Sedangkan Milka hanya cemberut mendengar omongan Arsha barusan, memang apa salahnya punya mimpi memilki pacar yang sekeren itu? Setidaknya walaupun terdengar alay, masih mending dibanding harus bermimpi bersanding dengan oppa-oppa Korea. Padahal di Indonesia juga banyak opa-opa, di panti jompo sana misalnya.

"Lagian lo itu aneh tau Mil, disaat semua gadis remaja menggandrungi bahkan menggilai drama unyu itu. Lo, satu-satunya remaja yang anti banget sama tuh drama." Dea menggambil salah satu poster yang menampilkan artis laki-laki korea didekat jendela, tak sengaja matanya menangkap sesuatu di bawah sana.

"Tidak semua yang orang suka menjadi mayoritas, ada kalanya yang mayotitas menjadi hal yang dibenci." Kata Milka, so bijak. Padahal ia sendiri bingung, dengan apa yang ia katakan barusan.

"Dan itu elo!" koor Dea dan Arsha kompak.

"Nih liat, oppa gue ganteng kan? Lo kalau normal pasti suka," kata Dea. Dea menyodorkan poster yang ia ambil tadi, dan menyerahkannya kepada Milka.

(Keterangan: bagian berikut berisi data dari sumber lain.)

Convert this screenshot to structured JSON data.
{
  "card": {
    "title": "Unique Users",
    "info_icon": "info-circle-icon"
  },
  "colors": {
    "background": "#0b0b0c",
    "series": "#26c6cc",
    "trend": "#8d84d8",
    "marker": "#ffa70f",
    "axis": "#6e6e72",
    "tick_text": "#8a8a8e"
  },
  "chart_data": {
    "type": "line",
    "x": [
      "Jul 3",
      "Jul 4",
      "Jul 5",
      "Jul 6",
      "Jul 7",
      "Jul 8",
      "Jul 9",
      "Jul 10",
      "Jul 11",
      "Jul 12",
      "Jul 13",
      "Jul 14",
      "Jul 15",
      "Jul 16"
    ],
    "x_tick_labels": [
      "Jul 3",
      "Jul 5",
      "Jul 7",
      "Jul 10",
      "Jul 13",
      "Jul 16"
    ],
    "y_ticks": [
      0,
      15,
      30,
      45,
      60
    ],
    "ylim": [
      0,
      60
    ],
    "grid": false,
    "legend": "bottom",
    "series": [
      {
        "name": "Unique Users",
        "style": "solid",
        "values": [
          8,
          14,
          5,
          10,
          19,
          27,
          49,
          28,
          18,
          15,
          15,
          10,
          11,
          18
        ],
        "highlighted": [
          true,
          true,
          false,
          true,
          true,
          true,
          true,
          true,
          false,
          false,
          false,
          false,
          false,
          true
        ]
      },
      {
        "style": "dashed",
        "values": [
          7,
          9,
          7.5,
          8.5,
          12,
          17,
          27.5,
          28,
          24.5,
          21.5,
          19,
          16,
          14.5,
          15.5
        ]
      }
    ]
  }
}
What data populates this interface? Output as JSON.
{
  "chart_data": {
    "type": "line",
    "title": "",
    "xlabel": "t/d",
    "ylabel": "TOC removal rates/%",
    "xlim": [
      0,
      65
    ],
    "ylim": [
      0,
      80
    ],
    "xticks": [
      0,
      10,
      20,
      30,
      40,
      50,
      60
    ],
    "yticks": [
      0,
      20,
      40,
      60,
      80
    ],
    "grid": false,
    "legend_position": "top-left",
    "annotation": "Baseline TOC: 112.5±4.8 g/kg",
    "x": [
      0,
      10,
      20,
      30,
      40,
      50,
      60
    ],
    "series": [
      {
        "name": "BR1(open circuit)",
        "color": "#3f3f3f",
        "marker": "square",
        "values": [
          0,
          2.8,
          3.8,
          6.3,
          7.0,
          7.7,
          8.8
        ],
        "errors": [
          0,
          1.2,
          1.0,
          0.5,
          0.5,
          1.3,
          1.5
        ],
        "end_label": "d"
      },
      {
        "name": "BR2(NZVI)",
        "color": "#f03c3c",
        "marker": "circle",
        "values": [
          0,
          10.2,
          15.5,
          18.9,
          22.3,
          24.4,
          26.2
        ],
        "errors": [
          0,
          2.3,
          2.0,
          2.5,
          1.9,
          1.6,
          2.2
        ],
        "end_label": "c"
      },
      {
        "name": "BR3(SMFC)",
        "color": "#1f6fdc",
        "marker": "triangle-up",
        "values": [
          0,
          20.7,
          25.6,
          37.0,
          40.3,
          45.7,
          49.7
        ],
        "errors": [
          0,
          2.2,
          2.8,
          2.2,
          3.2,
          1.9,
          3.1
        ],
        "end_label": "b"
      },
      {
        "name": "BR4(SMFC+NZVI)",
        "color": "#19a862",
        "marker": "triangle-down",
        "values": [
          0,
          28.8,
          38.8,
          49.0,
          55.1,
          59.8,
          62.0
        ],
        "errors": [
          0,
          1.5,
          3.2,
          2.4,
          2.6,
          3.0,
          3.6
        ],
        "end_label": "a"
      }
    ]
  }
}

"Thanks ya De, tapi gue lebih suka produk lokal. Lebih original," Milka mengembalikan poster yang diberikan Dea kepadanya dan langsung merebahkan tubuhnya di atas kasur milik Dea.

Dea dan Arsha hanya menggelengkan kepala melihat tingkah Milka, mereka berdua sadar tak semua orang suka dengan apa yang mereka suka termasuk Milka.

"Aiysah, Dea."

"Arsha! Mil, Ar-sha!"

Milka terkekeh geli mendengar Arsha perotes soal panggilannya, mereka berdua-- Milka dan Dea kompak panggil Arsha dengan panggilan Aiysah, katanya lebih cocok dan terkesan imut untuk Arsha yang berjilbab. Bagi Milka dan Dea, Arsha itu obat manjur untuk mereka berdua, selalu kasih ceramah tatkala Milka dan Dea sedang hilap.

"Gue gak suka sama--"

"Sama cowok bermata minimalis alias sipit, itu kan yang ingin lo bilang. Bosen gue dengernya," kata Dea yang sengaja memotong omongan Milka. Milka selalu berbicara seperti itu setiap ditanya alasan kenapa gak suka oppa-oppa Korea oleh Dea dan Arsha, jawabnya simpel 'Sipit' lebih suka yang 'original' makanan kali, rasa original.

"Gue doain ya Mil, semoga elo dikejar-kejar sama cowok bermata minimalis. Sampe kelimpungan Amin," kata Arsha tiba-tiba dan setelah itu terdengar bunyi petir yang menggelegar, seolah pertanda buruk akan terjadi menimpa Milka.

"Yaampun Aisyah, lo doain temen gitu amat. Sampe ada petir pula, tapi. AMIN deh," timpal Dea, seraya terkekeh sendiri.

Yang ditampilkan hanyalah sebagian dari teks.